The importance of Biophilia in urban spaces is growing. The Biophilic Design Movement is in the process of transitioning from a hot architectural trend to an absolute structural component. As stated by Timothy Beatley, author of Biophilic Cities,

“Nature is not optional; it’s absolutely essential. It’s something that should be part of every day, every hour, if not every minute of people’s lives, not something you just get when you’re on vacation.”

Statistics show that there are significant advantages to incorporating Biophilic materials when designing infrastructure.

  • In corporate sectors, biophilic projects led to an 8 percent rise in productivity, as well as a 13 percent increase in employee well-being.
  • In schools, the rate of learning in students rose by 20 to 25 percent.
  • Customers are willing to pay 8 to 12 percent more on goods and services if retail stores introduced Biophilic elements such as plants.
  • In the hospitality sector, guests prefer rooms with natural views and are willing to pay 23 percent more for it.
  • In the field of medicine, the recovery period for patients after an operation decreased by 8.5 percent, while the requests for pain medication dropped by 22 percent.

In order to transition your workplace into a nurturing and productive environment, you have to understand the basic features of the Biophilic design. While not all businesses can afford expensive makeovers and chic architectural projects, there are a number of simple ways in which Biophilic design can be implemented.

1. Views of Nature

When offered a choice, passengers prefer to seat at a window seat on a plane. Naturally, having a desk near a window allows employees to look outside. Workers tend to get less anxious and stressed when they have visual access to natural flora. Whether it is open skies or the falling leaves of autumn, nature has a calming effect on employees.

Example: Million Trees NYC completed planting 1 million new trees across New York City’s five boroughs. The concept of an urban forest was created to provide both ecological and health benefits to the inhabitants of the city. Everyone, from commuters to employees, can now look out and inhale a fresh breath of oxygen.

2. Pictures of Nature

Not everyone is fortunate to work in an environment which has access to natural greenery. In this case, setting up even nonliving depictions of nature can have a positive effect on employees. Stunning artwork comprising of variegated landforms, wildlife, water bodies and colorful flora not only brightens up the office decor but is also a proven mood-enhancer. After all, who doesn’t love a canvas print of a sunrise?
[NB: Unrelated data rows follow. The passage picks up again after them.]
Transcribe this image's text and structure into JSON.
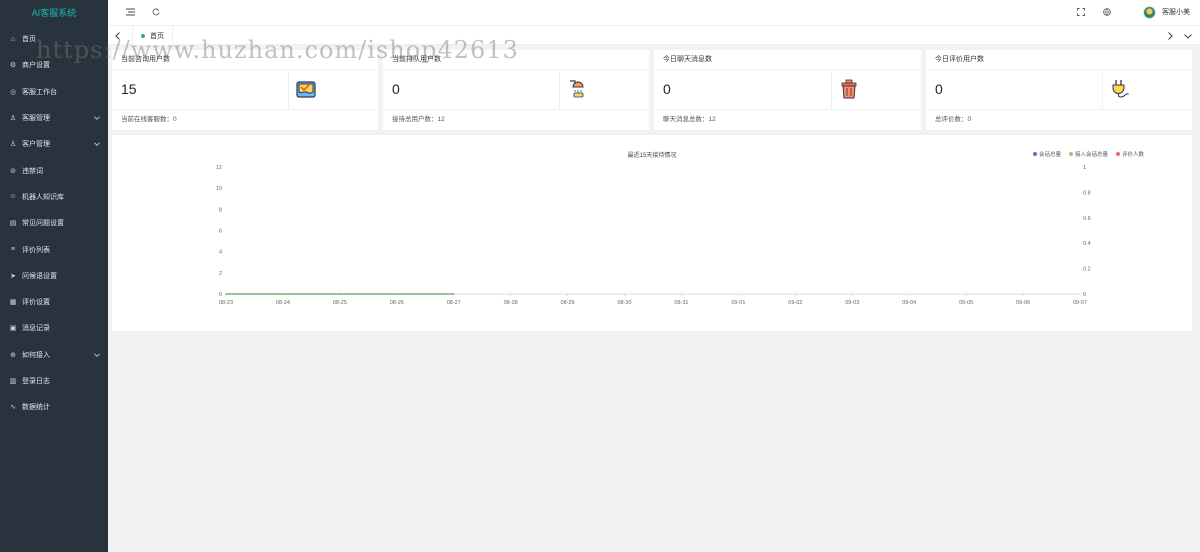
{
  "app": {
    "title": "AI客服系统",
    "brand_color": "#16baaa"
  },
  "sidebar": {
    "items": [
      {
        "label": "首页",
        "icon": "home-icon",
        "has_children": false
      },
      {
        "label": "商户设置",
        "icon": "settings-icon",
        "has_children": false
      },
      {
        "label": "客服工作台",
        "icon": "workbench-icon",
        "has_children": false
      },
      {
        "label": "客服管理",
        "icon": "user-icon",
        "has_children": true
      },
      {
        "label": "客户管理",
        "icon": "users-icon",
        "has_children": true
      },
      {
        "label": "违禁词",
        "icon": "ban-icon",
        "has_children": false
      },
      {
        "label": "机器人知识库",
        "icon": "robot-icon",
        "has_children": false
      },
      {
        "label": "常见问题设置",
        "icon": "faq-icon",
        "has_children": false
      },
      {
        "label": "评价列表",
        "icon": "list-icon",
        "has_children": false
      },
      {
        "label": "问候语设置",
        "icon": "send-icon",
        "has_children": false
      },
      {
        "label": "评价设置",
        "icon": "calendar-icon",
        "has_children": false
      },
      {
        "label": "消息记录",
        "icon": "message-icon",
        "has_children": false
      },
      {
        "label": "如何接入",
        "icon": "link-icon",
        "has_children": true
      },
      {
        "label": "登录日志",
        "icon": "log-icon",
        "has_children": false
      },
      {
        "label": "数据统计",
        "icon": "stats-icon",
        "has_children": false
      }
    ]
  },
  "header": {
    "user_name": "客服小美"
  },
  "tabs": {
    "active": "首页"
  },
  "cards": [
    {
      "title": "当前咨询用户数",
      "value": "15",
      "footer": "当前在线客服数：0",
      "icon": "clipboard-icon"
    },
    {
      "title": "当前排队用户数",
      "value": "0",
      "footer": "接待总用户数：12",
      "icon": "shower-icon"
    },
    {
      "title": "今日聊天消息数",
      "value": "0",
      "footer": "聊天消息总数：12",
      "icon": "trash-icon"
    },
    {
      "title": "今日评价用户数",
      "value": "0",
      "footer": "总评价数：0",
      "icon": "plug-icon"
    }
  ],
  "watermark": "https://www.huzhan.com/ishop42613",
  "chart_data": {
    "type": "line",
    "title": "最近15天接待情况",
    "categories": [
      "08-23",
      "08-24",
      "08-25",
      "08-26",
      "08-27",
      "08-28",
      "08-29",
      "08-30",
      "08-31",
      "09-01",
      "09-02",
      "09-03",
      "09-04",
      "09-05",
      "09-06",
      "09-07"
    ],
    "series": [
      {
        "name": "会话总量",
        "color": "#5470c6",
        "axis": "left",
        "values": [
          0,
          0,
          0,
          0,
          0,
          null,
          null,
          null,
          null,
          null,
          null,
          null,
          null,
          null,
          null,
          null
        ]
      },
      {
        "name": "接入会话总量",
        "color": "#91cc75",
        "axis": "left",
        "values": [
          0,
          0,
          0,
          0,
          0,
          null,
          null,
          null,
          null,
          null,
          null,
          null,
          null,
          null,
          null,
          null
        ]
      },
      {
        "name": "评价人数",
        "color": "#ee6666",
        "axis": "right",
        "values": [
          null,
          null,
          null,
          null,
          null,
          null,
          null,
          null,
          null,
          null,
          null,
          null,
          null,
          null,
          null,
          null
        ]
      }
    ],
    "yleft": {
      "ticks": [
        "0",
        "2",
        "4",
        "6",
        "8",
        "10",
        "12"
      ],
      "min": 0,
      "max": 12
    },
    "yright": {
      "ticks": [
        "0",
        "0.2",
        "0.4",
        "0.6",
        "0.8",
        "1"
      ],
      "min": 0,
      "max": 1
    },
    "legend_position": "top-right",
    "grid": false
  }
}
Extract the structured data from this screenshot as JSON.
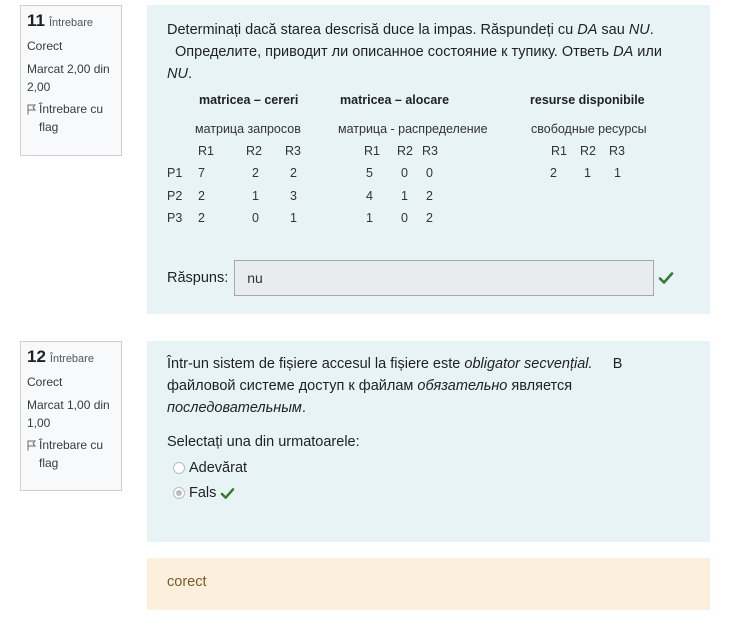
{
  "q11": {
    "number": "11",
    "word": "Întrebare",
    "status": "Corect",
    "mark_line1": "Marcat 2,00 din",
    "mark_line2": "2,00",
    "flag_line1": "Întrebare cu",
    "flag_line2": "flag",
    "text_ro_pre": "Determinați dacă starea descrisă duce la impas. Răspundeți cu ",
    "text_ro_da": "DA",
    "text_ro_mid": " sau ",
    "text_ro_nu": "NU",
    "text_ro_end": ".",
    "text_ru_pre": "Определите, приводит ли описанное состояние к тупику. Ответь ",
    "text_ru_da": "DA",
    "text_ru_mid": " или",
    "text_ru_nu": "NU",
    "text_ru_end": ".",
    "table": {
      "h_req": "matricea – cereri",
      "h_alloc": "matricea – alocare",
      "h_avail": "resurse disponibile",
      "s_req": "матрица запросов",
      "s_alloc": "матрица - распределение",
      "s_avail": "свободные ресурсы",
      "cols": [
        "R1",
        "R2",
        "R3"
      ],
      "procs": [
        "P1",
        "P2",
        "P3"
      ],
      "req": [
        [
          "7",
          "2",
          "2"
        ],
        [
          "2",
          "1",
          "3"
        ],
        [
          "2",
          "0",
          "1"
        ]
      ],
      "alloc": [
        [
          "5",
          "0",
          "0"
        ],
        [
          "4",
          "1",
          "2"
        ],
        [
          "1",
          "0",
          "2"
        ]
      ],
      "avail": [
        "2",
        "1",
        "1"
      ]
    },
    "answer_label": "Răspuns:",
    "answer_value": "nu"
  },
  "q12": {
    "number": "12",
    "word": "Întrebare",
    "status": "Corect",
    "mark_line1": "Marcat 1,00 din",
    "mark_line2": "1,00",
    "flag_line1": "Întrebare cu",
    "flag_line2": "flag",
    "text_ro_pre": "Într-un sistem de fișiere accesul la fișiere este ",
    "text_ro_em": "obligator secvențial.",
    "text_ro_post": "     В",
    "text_ru_pre": "файловой системе доступ к файлам ",
    "text_ru_em1": "обязательно",
    "text_ru_post": " является",
    "text_ru_em2": "последовательным",
    "text_ru_end": ".",
    "prompt": "Selectați una din urmatoarele:",
    "options": [
      "Adevărat",
      "Fals"
    ],
    "selected": 1
  },
  "feedback": "corect",
  "colors": {
    "correct": "#357a32",
    "content_bg": "#e7f3f5",
    "feedback_bg": "#fcefdc"
  }
}
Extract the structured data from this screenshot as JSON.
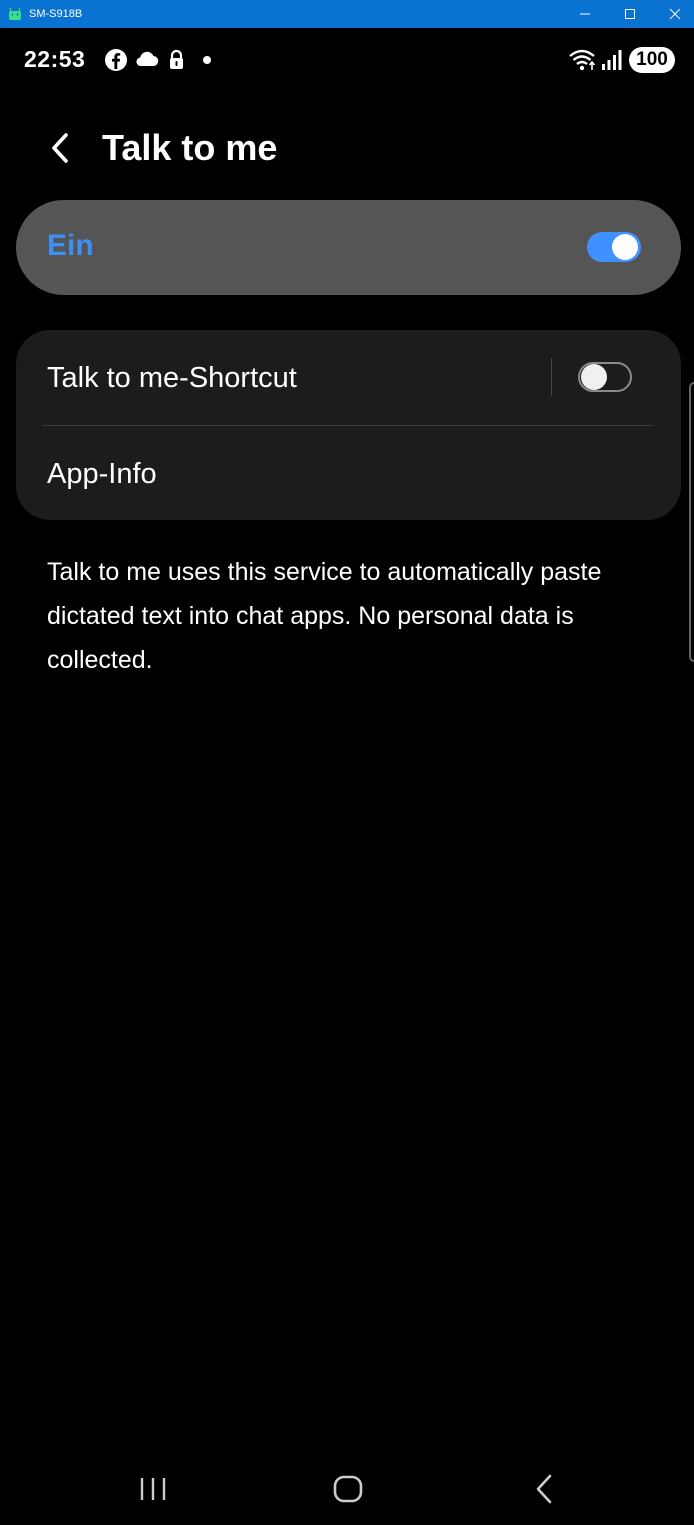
{
  "window": {
    "title": "SM-S918B"
  },
  "status_bar": {
    "time": "22:53",
    "battery": "100",
    "icons": [
      "facebook-icon",
      "cloud-icon",
      "lock-icon",
      "dot-icon",
      "wifi-icon",
      "signal-icon"
    ]
  },
  "header": {
    "title": "Talk to me"
  },
  "master_switch": {
    "label": "Ein",
    "enabled": true,
    "accent": "#3d8ff5"
  },
  "settings": {
    "shortcut_label": "Talk to me-Shortcut",
    "shortcut_enabled": false,
    "app_info_label": "App-Info"
  },
  "description": "Talk to me uses this service to automatically paste dictated text into chat apps. No personal data is collected.",
  "nav_bar": {
    "buttons": [
      "recent-apps",
      "home",
      "back"
    ]
  }
}
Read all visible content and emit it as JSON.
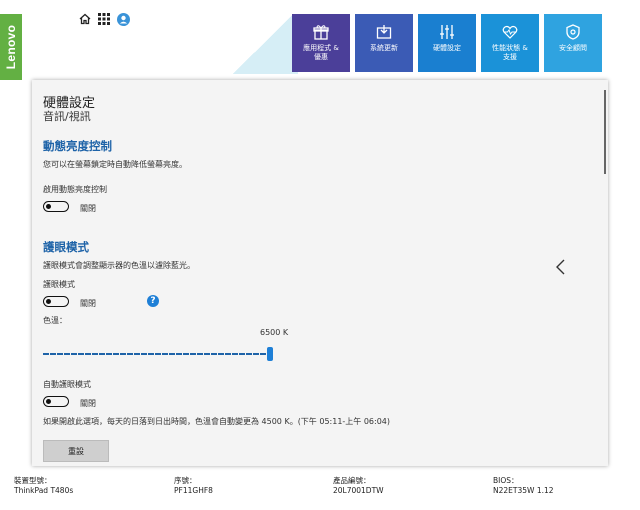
{
  "brand": "Lenovo",
  "top_icons": [
    "home-icon",
    "grid-icon",
    "user-icon"
  ],
  "tiles": [
    {
      "label": "應用程式 &\n優惠",
      "icon": "gift-icon",
      "color": "#4b3f99"
    },
    {
      "label": "系統更新",
      "icon": "update-icon",
      "color": "#3b5bb5"
    },
    {
      "label": "硬體設定",
      "icon": "sliders-icon",
      "color": "#1a7fd0"
    },
    {
      "label": "性能狀態 &\n支援",
      "icon": "heart-pulse-icon",
      "color": "#1b92d8"
    },
    {
      "label": "安全顧問",
      "icon": "shield-icon",
      "color": "#2fa3e0"
    }
  ],
  "page": {
    "title": "硬體設定",
    "subtitle": "音訊/視訊"
  },
  "dynamic_brightness": {
    "heading": "動態亮度控制",
    "description": "您可以在螢幕鎖定時自動降低螢幕亮度。",
    "toggle_label": "啟用動態亮度控制",
    "toggle_state": "關閉"
  },
  "eye_care": {
    "heading": "護眼模式",
    "description": "護眼模式會調整顯示器的色溫以濾除藍光。",
    "toggle_label": "護眼模式",
    "toggle_state": "關閉",
    "help": "?",
    "temp_label": "色溫：",
    "temp_value": "6500 K",
    "auto_label": "自動護眼模式",
    "auto_state": "關閉",
    "auto_description": "如果開啟此選項，每天的日落到日出時間，色溫會自動變更為 4500 K。(下午 05:11-上午 06:04)",
    "reset_label": "重設"
  },
  "footer": {
    "model_label": "裝置型號：",
    "model_value": "ThinkPad T480s",
    "serial_label": "序號：",
    "serial_value": "PF11GHF8",
    "product_label": "產品編號：",
    "product_value": "20L7001DTW",
    "bios_label": "BIOS：",
    "bios_value": "N22ET35W 1.12"
  }
}
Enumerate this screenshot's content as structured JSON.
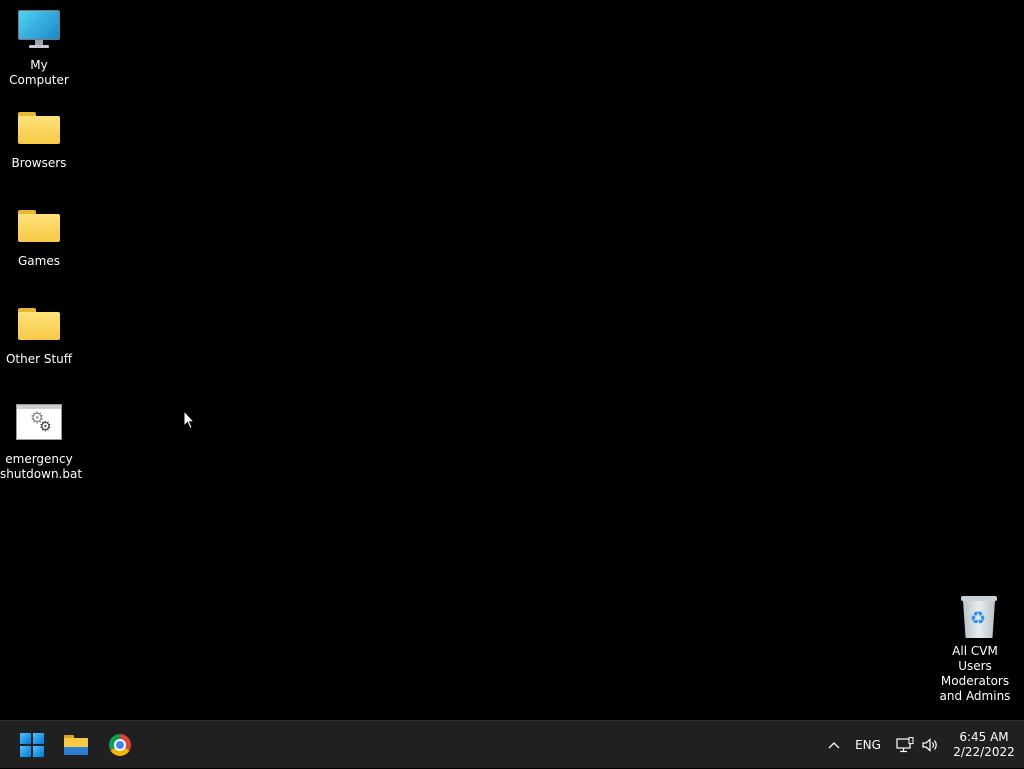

Example: One of the biggest advocates of marine conservation, artist Robert Wyland has transformed concrete facades into large-scale murals of dolphins and whales. He has worked on the sides of skyscrapers, sports stadiums, and others in 18 countries. Some of his famous works include Whaling Walls in Oahu and Hands Across the Oceans in Beijing.

3. Corporate Gardening 

A simple way of incorporating Biophilic design is to bring plants into the workspace. Displaying succulents or flowering plants can brighten up any corner of the office. If your building has an open terrace or patio, consider planting some greenery. Gardening is known to be a great form of relaxation and helps alleviate work-related stress, depression, and anxiety.

Example: The Boston Medical Center (BMC) has set up a farm on its 7,000 square foot rooftop. During the growing season, the farm yields up to 15,000 pounds of produce which is used to stock the BMC’s food pantry. Not only does the rooftop farm help feed the patients, but it has been a source of enthusiasm for BMC employees who regularly volunteer for gardening hours.

4. Natural Light

Sunlight has many proven health benefits. It is a natural source of vitamin D. In addition, sunlight helps maintain levels of serotonin and melatonin, two hormones which are key for mood and sleep regulation. Employees who work solely under interior lighting tend to be less productive, as well as fall sick more often than their peers who have access to natural light. Propping up a window or installing skylights can go a long way in keeping your employees healthy.

Example: The Crozer-Chester Medical Center found an innovative way to bring in natural light into its interiors. The building features a dome skylight that measures 40 feet in diameter. Coated in silver color with a 70 percent PVDF mica coating, the skylight not only fills the place with sunlight but also creates an illusion of expansive space.